Trump Should Give Thanks, Not Take Credit, for Economic Growth
In the year since Donald Trump was elected president, the economy and markets have been on a roll. Stocks have set one record after another, unemployment has dropped sharply and the U.S. enjoyed its strongest six months of economic growth since 2014.
Mr. Trump thinks he knows why: "The reason our stock market is so successful is because of me," he declared earlier this week.
But Mr. Trump should be giving thanks, not taking credit. The entire global economy is picking up steam, and foreign stocks are outperforming American markets. This suggests the U.S.'s good fortune is due less to Mr. Trump's presence than to a broader, global trend. Years of highly stimulative monetary policies by central banks have finally overcome various postcrisis headwinds holding back growth.
So Mr. Trump is a lucky man. The question is, can he make his luck last? That will require translating what may be a short-lived upswing into permanently faster growth, and as the fight over U.S. tax cuts demonstrates, those prospects remain elusive.
The disappointing pace of global growth over the past decade reflects both structural drags such as aging populations and the headwinds that followed the U.S. financial crisis in 2008 and Europe's sovereign debt crisis in 2012. Central bankers responded to both with bond buying and zero interest rates.
That monetary medicine circulated slowly because banks were focused on working through their bad loans and complying with new rules rather than lending. The process was over in the U.S. and still under way in Europe when another shock hit in 2015: a collapse in the price of oil and an abrupt slowing in China.
Ethan Harris of Bank of AmericaMerrill Lynch notes in a recent report that monthly business activity indexes in the U.S. and globally bottomed out in February 2016, and have been rising since. He says growth in China, the eurozone and Japan this year has exceeded both economists' expectations and those countries' long-term potential growth rates.
The markets mirror this pattern. Blue chip shares are up 21% in the U.S. since election day last year, 22% in France, 28% in Germany, 34% in Japan and 26% in emerging markets.

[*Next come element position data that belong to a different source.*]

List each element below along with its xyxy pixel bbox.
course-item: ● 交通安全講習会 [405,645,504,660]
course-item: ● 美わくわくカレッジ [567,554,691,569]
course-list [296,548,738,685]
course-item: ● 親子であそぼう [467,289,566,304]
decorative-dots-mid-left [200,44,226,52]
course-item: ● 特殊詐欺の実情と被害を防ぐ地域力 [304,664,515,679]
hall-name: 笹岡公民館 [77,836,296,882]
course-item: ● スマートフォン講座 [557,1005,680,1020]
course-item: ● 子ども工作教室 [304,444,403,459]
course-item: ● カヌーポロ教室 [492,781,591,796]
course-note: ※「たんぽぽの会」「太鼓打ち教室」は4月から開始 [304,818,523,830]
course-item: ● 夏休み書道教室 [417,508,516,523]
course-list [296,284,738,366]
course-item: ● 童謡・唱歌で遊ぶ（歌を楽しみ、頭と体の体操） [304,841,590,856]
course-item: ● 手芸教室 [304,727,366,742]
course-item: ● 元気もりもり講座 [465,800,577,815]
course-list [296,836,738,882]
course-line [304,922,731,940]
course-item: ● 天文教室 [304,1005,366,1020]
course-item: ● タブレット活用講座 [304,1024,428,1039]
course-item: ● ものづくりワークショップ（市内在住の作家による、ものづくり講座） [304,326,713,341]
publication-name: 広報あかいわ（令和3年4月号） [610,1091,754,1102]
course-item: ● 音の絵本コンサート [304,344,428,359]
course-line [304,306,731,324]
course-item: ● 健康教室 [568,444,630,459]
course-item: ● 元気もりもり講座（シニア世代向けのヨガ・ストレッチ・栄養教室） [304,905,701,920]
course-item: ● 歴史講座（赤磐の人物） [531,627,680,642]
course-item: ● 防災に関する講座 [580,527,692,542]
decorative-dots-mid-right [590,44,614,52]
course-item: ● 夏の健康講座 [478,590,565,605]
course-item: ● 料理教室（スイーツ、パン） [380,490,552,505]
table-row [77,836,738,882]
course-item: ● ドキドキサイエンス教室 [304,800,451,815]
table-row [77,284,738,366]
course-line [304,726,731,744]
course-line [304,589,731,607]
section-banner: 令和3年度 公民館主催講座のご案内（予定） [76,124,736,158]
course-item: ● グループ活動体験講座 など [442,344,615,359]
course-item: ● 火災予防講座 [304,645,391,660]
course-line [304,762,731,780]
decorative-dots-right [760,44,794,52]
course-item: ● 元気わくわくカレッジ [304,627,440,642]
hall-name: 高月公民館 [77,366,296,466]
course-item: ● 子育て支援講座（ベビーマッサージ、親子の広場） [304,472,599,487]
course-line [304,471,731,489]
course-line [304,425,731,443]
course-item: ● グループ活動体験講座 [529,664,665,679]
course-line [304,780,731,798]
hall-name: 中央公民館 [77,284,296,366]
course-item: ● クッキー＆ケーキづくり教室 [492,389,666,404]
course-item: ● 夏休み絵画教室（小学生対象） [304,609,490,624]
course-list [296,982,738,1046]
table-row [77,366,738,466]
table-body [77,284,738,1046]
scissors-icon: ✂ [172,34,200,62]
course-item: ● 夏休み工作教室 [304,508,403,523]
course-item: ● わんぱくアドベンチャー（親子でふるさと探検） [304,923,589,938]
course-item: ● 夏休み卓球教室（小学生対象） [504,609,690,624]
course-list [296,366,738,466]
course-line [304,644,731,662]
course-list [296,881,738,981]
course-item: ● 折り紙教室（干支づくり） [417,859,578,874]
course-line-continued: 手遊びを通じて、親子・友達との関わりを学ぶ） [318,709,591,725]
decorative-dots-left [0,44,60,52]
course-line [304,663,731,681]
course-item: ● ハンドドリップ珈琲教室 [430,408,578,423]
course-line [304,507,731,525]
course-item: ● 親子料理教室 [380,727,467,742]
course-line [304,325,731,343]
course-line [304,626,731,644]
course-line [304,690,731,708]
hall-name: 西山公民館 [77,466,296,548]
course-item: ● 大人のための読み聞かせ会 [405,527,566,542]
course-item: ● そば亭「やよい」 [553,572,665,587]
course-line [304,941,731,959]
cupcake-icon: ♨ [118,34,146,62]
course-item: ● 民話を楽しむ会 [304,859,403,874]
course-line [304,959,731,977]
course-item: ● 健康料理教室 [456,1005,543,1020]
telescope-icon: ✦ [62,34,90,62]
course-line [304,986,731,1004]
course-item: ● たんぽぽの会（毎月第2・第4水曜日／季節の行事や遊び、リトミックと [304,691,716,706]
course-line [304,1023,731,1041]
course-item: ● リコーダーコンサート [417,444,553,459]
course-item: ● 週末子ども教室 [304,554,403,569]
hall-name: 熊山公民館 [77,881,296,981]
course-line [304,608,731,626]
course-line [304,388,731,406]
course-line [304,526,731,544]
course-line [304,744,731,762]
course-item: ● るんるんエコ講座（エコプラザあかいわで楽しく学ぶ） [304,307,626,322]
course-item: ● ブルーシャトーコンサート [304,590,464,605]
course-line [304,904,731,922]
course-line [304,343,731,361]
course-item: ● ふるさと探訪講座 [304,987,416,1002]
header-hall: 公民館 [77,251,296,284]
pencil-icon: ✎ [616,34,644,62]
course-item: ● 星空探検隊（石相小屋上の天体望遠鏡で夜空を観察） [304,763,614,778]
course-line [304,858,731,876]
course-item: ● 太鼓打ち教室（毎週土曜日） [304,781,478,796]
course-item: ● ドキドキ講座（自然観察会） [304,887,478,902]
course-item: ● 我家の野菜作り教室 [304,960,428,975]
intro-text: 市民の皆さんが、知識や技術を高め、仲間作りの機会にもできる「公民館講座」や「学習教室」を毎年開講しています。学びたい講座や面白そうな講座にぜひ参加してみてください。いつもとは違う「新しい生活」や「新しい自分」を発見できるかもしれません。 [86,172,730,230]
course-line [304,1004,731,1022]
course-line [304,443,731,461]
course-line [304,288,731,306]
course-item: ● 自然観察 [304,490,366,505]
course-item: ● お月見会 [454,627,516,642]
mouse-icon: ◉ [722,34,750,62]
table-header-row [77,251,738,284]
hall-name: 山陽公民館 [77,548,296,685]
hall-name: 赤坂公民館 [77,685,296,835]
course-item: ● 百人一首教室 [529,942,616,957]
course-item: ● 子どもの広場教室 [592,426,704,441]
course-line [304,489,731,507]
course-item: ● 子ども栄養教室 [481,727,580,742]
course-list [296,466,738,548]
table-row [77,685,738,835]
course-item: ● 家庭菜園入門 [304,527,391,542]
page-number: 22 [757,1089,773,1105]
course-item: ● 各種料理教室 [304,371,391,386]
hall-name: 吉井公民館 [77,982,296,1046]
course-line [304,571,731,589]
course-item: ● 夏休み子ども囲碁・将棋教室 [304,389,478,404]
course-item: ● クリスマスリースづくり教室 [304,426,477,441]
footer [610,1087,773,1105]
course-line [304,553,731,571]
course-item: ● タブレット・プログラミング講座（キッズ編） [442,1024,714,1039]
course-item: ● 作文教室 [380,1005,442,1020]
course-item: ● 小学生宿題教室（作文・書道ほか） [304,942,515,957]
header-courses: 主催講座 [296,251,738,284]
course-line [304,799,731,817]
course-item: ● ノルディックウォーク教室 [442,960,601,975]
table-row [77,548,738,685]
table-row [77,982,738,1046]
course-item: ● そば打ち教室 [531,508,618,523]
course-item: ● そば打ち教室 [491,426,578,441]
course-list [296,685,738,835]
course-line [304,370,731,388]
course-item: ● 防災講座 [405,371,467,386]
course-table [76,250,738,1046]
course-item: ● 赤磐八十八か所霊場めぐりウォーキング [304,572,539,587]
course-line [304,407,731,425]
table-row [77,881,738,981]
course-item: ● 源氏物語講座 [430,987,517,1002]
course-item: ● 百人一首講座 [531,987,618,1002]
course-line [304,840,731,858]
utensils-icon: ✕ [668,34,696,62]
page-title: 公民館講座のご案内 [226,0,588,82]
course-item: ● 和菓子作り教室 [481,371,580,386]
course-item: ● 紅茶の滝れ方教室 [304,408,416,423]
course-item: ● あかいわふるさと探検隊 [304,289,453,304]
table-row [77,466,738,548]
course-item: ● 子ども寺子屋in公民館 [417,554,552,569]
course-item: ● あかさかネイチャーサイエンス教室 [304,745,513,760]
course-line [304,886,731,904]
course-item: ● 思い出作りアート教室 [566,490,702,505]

Of course, global growth and markets have always been linked, through trade and investor attitudes. Sometimes that's because the rest of the world is hitching a ride on a U.S. boom.
This time, though, there's a better case the reverse is happening. Japanese and European growth this year has been driven heavily by consumer spending and business investment, not exports.
The stock market initially soared after Mr. Trump's election as investors justifiably anticipated looser regulation, especially of banks, and lower taxes. Yet with time, the "Trump trade" has faded.
A basket of stocks tracked by Goldman Sachs of the highest-taxed companies outpaced the overall market for the first month after the election and has since underperformed; it's up 17% in the past year, less than the total market. Goldman says that's because multinationals, which tend to have the lowest tax rates, also benefit most from the lower dollar.
So why is the market up so much? The overall economy "was better than markets realized this time last year," says Charles Himmelberg, Goldman's co-chief markets economist. "It was a little bit of a happy coincidence that markets started to fully price the strength of that macro data when Trump got elected."
So Mr. Trump has been lucky. Still, successful presidents make their own luck, which is why Mr. Trump last week nominated Federal Reserve governor Jerome Powell to take over from Janet Yellen when her term as central bank chairwoman ends in February. Short of reappointing Ms. Yellen, it was the closest he could come to maintaining her strategy of raising interest rates gradually and cautiously.
Mr. Trump has promised to return the U.S. to sustained 3% growth through less heavy handed regulation and lower taxes, to encourage capital spending and innovation, and renegotiated trade agreements. His officials were proud to note the economy hit that annualized rate in the second and third quarters of this year.
The problem is that pace of growth isn't sustainable. It required employers to add so many more workers that the unemployment rate dropped 0.4 percentage point. Keep that up and the labor market is going to run out of people.
That would finally make the Fed nervous enough about inflationary pressure to pick up the pace of interest rate increases, withdrawing the monetary medicine that got the current global upswing started.